Instead, the Legislature created a separate, seller refund-or-replace provision
for used goods”].)
• Other provisions in the Song-Beverly Act include the word
“transferred,” including Civil Code § 1795.90(a), which defines “consumer” to
include “any person to whom the motor vehicle is transferred during the
duration of an express warranty.” “The lack of reference to transferred
warranties in the definition of ‘new motor vehicle’ suggests the Legislature
made a deliberate choice not to include sales of used vehicles accompanied by
unexpired express warranties.” (Rodriguez, 77 Cal.App.5th at 222.)
• The legislative history of Assembly Bill Number 2057,
through which “other motor vehicles sold with a manufacturer’s new car
warranty” was added to the definition of “new motor vehicle,” did not mention
used vehicles. (Rodriguez, 77 Cal.App.5th at 223.) Rather, the purpose
of the bill was to add “‘demonstrator’ vehicles sold with a manufacturer’s new
car warranty” to the definition of “new motor vehicle” because “[s]ome buyers
[were] being denied the remedies under the lemon law because their vehicle is a
‘demonstrator’ or ‘dealer-owned’ car, even though it was sold with a new car
warranty.” (Id. at 222-23, quoting Dept. Consumer Affairs, Enrolled Bill
Rep. on Assem. Bill No. 2057 (Sept. 25, 1987) pp. 3, 5, italics added.)
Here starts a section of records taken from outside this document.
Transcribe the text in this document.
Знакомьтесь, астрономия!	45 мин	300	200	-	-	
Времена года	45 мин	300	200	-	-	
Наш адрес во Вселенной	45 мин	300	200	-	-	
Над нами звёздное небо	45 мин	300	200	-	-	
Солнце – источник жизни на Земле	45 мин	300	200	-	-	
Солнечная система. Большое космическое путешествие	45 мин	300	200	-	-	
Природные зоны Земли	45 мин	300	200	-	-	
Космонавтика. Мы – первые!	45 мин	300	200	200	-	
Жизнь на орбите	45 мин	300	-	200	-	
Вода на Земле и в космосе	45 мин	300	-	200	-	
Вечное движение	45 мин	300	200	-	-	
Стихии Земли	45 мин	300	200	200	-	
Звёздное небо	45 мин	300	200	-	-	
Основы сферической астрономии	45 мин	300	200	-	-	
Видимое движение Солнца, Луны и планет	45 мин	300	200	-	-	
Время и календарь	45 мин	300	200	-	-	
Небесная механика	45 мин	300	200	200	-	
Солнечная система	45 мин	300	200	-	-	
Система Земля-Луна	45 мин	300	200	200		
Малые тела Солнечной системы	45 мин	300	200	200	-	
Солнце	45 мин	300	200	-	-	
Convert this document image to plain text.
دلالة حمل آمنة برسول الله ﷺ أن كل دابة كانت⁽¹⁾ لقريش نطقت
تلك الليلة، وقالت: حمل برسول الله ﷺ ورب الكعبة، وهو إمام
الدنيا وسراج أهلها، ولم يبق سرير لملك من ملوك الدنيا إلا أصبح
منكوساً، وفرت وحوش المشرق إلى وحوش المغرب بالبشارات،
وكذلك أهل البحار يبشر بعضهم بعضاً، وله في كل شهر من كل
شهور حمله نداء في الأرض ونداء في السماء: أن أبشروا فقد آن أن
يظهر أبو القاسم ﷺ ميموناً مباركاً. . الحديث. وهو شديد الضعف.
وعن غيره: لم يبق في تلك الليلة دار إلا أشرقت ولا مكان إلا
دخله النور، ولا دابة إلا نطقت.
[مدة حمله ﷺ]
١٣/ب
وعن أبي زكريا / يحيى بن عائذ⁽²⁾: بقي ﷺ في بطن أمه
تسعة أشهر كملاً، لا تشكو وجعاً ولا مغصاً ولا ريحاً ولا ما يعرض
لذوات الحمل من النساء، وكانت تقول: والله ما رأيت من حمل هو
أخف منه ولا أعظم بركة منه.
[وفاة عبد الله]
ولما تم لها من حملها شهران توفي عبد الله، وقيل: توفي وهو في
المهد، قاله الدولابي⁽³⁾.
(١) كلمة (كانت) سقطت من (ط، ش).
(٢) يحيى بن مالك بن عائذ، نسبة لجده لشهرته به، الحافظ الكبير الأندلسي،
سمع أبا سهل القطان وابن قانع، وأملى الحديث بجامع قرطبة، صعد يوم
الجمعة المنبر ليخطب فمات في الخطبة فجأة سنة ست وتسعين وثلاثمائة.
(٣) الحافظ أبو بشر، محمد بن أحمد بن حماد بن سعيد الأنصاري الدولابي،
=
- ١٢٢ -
Plaintiffs rely on the holding in Jensen v. BMW of North
America, Inc. (1995) 35 Cal.App.4th 112, in which the Third District of the
Court of Appeal held: “We conclude the words of section 1793.22 are reasonably
free from ambiguity and cars sold with a balance remaining on the
manufacturer’s new motor vehicle warranty are included within its definition of
‘new motor vehicle.’” (Jensen, 35 Cal.App.4th at 123.) To be sure, this
holding in Jensen conflicts with the Rodriguez court’s holding.
For the reasons stated above, however, the Court finds the Rodriguez
court’s reasoning, which fully acknowledges the holding and analysis in Jensen
(see Rodriguez, 77 Cal.App.5th at 224), more persuasive. As noted
by the Rodriguez court, Jensen’s “statement about ‘the Acts
coverage for subsequent purchasers of vehicles with a balance remaining on the
express warranty most be read in light of the facts then before the court and
are limited in that respect. (Rodriguez, 77 Cal.App.5th at 224, citing Dagher
v. Ford Motor Co. (2015) 238 Cal.App.4th 905, 923.) Critically, as observed
by the Rodriguez court, the facts in Jensen included a car leased
with a full manufacturer’s warranty issued by the manufacturer’s representative
and the Jensen court “was not asked to decide whether a used car with an
unexpired warranty sold by a third party reseller qualifies as a new motor
vehicle.” (Id.) Indeed, as further noted by the Rodriguez court, Jensen’s
holding “hurts, not helps” plaintiffs’ argument here, because the Jensen
court rejected the defendant car manufacturer’s “attempt to avoid liability by
claiming the vehicle wasn’t actually a demonstrator,” which ultimately
“exemplifies the need for a catchall provision [i.e., “other motor vehicles”]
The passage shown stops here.